22 de febrero de 2013

La oración parte de la confianza

Evangelio según San Mateo 7,7-12.
Jesús dijo a sus discípulos: Pidan y se les dará; busquen y encontrarán; llamen y se les abrirá.
Porque todo el que pide, recibe; el que busca, encuentra; y al que llama, se le abrirá.
¿Quién de ustedes, cuando su hijo le pide pan, le da una piedra?
¿O si le pide un pez, le da una serpiente?
Si ustedes, que son malos, saben dar cosas buenas a sus hijos, ¡cuánto más el Padre celestial dará cosas buenas a aquellos que se las pidan!
Todo lo que deseen que los demás hagan por ustedes, háganlo por ellos: en esto consiste la Ley y los Profetas.
Extraído de la Biblia, Libro del Pueblo de Dios.


COMENTARIO:


  Este Evangelio de san Mateo es como un recopilatorio de la actitud interior que debe acompañar siempre  a la oración del cristiano.
Jesús, primero nos enseñó como dirigirnos al Padre, a través del Padrenuestro; pero también nos advirtió que esas palabras deben ir acompañadas de una predisposición que nace de lo más profundo del corazón: el amor. Porque como nos dice san Pablo en su carta a los Corintios, la caridad –ese amor sin medida- es paciente, amable, no busca lo suyo, no se irrita, no toma en cuenta lo malo, todo lo aguanta, todo lo espera y lo soporta…


  Así es Dios, el Amor por excelencia; Aquel que ha sido capaz, para que yo pudiera recuperar la Felicidad, de hacerse hombre y, como tal, sufrir hasta el extremo recuperando mi vida del abismo mortal del pecado.

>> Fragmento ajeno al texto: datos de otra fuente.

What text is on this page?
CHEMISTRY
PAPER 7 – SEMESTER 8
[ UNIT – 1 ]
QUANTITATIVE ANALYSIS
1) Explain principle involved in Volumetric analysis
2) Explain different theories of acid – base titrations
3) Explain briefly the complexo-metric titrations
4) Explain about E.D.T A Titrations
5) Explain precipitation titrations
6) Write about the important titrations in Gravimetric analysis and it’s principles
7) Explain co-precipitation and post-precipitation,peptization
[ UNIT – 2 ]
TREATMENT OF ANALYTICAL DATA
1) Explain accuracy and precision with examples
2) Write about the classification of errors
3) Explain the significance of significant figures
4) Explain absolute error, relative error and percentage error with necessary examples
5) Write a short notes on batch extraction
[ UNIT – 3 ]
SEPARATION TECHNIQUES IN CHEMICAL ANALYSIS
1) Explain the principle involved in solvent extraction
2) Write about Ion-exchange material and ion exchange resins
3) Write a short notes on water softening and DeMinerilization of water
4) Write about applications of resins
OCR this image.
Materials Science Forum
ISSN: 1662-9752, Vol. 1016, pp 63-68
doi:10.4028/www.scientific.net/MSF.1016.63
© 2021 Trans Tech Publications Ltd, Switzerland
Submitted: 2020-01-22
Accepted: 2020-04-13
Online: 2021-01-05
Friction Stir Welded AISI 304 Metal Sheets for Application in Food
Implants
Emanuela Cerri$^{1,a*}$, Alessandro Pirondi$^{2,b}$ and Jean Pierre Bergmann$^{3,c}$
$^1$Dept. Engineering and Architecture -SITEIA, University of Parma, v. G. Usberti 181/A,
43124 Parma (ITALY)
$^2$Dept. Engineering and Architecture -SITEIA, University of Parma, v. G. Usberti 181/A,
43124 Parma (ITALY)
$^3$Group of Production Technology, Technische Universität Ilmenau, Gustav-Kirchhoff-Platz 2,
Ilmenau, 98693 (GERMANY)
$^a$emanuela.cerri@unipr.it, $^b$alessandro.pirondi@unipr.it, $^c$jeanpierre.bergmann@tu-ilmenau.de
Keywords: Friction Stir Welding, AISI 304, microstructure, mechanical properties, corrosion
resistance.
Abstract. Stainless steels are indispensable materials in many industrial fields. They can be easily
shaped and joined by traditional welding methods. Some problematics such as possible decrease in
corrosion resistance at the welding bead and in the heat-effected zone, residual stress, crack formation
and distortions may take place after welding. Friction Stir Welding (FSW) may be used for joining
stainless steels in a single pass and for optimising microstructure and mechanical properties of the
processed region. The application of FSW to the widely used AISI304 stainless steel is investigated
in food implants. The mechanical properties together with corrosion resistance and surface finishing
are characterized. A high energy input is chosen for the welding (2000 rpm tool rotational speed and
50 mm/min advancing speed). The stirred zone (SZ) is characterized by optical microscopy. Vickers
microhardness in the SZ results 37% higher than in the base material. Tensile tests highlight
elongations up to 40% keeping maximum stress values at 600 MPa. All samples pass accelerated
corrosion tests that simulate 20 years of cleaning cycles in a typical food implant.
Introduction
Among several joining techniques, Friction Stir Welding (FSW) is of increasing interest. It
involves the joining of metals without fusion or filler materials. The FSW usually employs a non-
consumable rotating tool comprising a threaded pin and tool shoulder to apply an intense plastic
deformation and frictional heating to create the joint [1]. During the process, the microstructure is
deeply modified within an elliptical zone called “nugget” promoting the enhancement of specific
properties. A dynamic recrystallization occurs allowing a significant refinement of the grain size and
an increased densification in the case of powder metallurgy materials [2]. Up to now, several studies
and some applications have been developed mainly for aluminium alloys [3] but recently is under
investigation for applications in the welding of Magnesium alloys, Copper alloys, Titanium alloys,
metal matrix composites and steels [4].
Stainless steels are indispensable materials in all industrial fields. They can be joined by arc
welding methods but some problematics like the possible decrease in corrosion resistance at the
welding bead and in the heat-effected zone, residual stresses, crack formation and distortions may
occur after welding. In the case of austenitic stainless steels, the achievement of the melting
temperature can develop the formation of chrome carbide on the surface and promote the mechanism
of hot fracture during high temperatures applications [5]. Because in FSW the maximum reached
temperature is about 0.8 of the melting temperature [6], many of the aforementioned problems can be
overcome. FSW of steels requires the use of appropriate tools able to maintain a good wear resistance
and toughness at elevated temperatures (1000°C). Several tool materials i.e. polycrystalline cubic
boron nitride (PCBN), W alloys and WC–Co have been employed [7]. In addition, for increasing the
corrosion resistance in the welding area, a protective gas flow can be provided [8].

Ese Dios que se ha encarnado para que yo comprendiera que es un Padre amantísimo que me espera, al final del camino, a que yo decida regresar. Que sale a mi encuentro, por si llego cansada y me fallan las fuerzas que acompañan mi voluntad. Que me busca sin descanso, en los recovecos de este mundo, para sanar las profundas heridas por donde se escapa nuestra vida espiritual.
Entonces, si así es Dios, mi oración debe partir de la confianza que nace del conocimiento; porque mi esperanza se basa en una realidad: Cristo ha venido para salvarme.


  Ante esto, orad debe ser pedir y agradecer a la vez, como ocurría con el Pueblo de Israel cuando elevaba una súplica a Dios, incluyendo la acción de gracias ante la seguridad de que jamás sería rechazada, si guardaban la fidelidad a su alianza divina.
Nosotros tenemos la confirmación de este hecho, manifestado por la propia Palabra hecha carne. El propio Jesús nos asegura que siempre recibiremos si somos capaces de pedir con la disposición propia de los hijos de Dios: uniendo nuestra voluntad a la del Padre que, como tal, jamás me dará aquello que no convenga a mi propia finalidad, mi salvación.


  Pero el Señor, como siempre, va más allá y nos recuerda que, si como cristianos hemos de ser otros Cristos, es indispensable entregar a los demás lo mismo que hemos pedido para nosotros mismos: haciendo el bien a nuestro prójimo sin poner las condiciones que queremos excluir en nuestro trato con Dios. Ese olvido de nuestras miserias, comunes a todos los mortales, y que tantas veces esgrimimos, a favor nuestro, para no entregar el amor que se nos pide; viviendo rencores que siempre son fruto de nuestra soberbia personal.
La vara de medir debe ser la misma con la que queremos ser medidos: la de un amor incondicional, reflejo permanente del amor divino.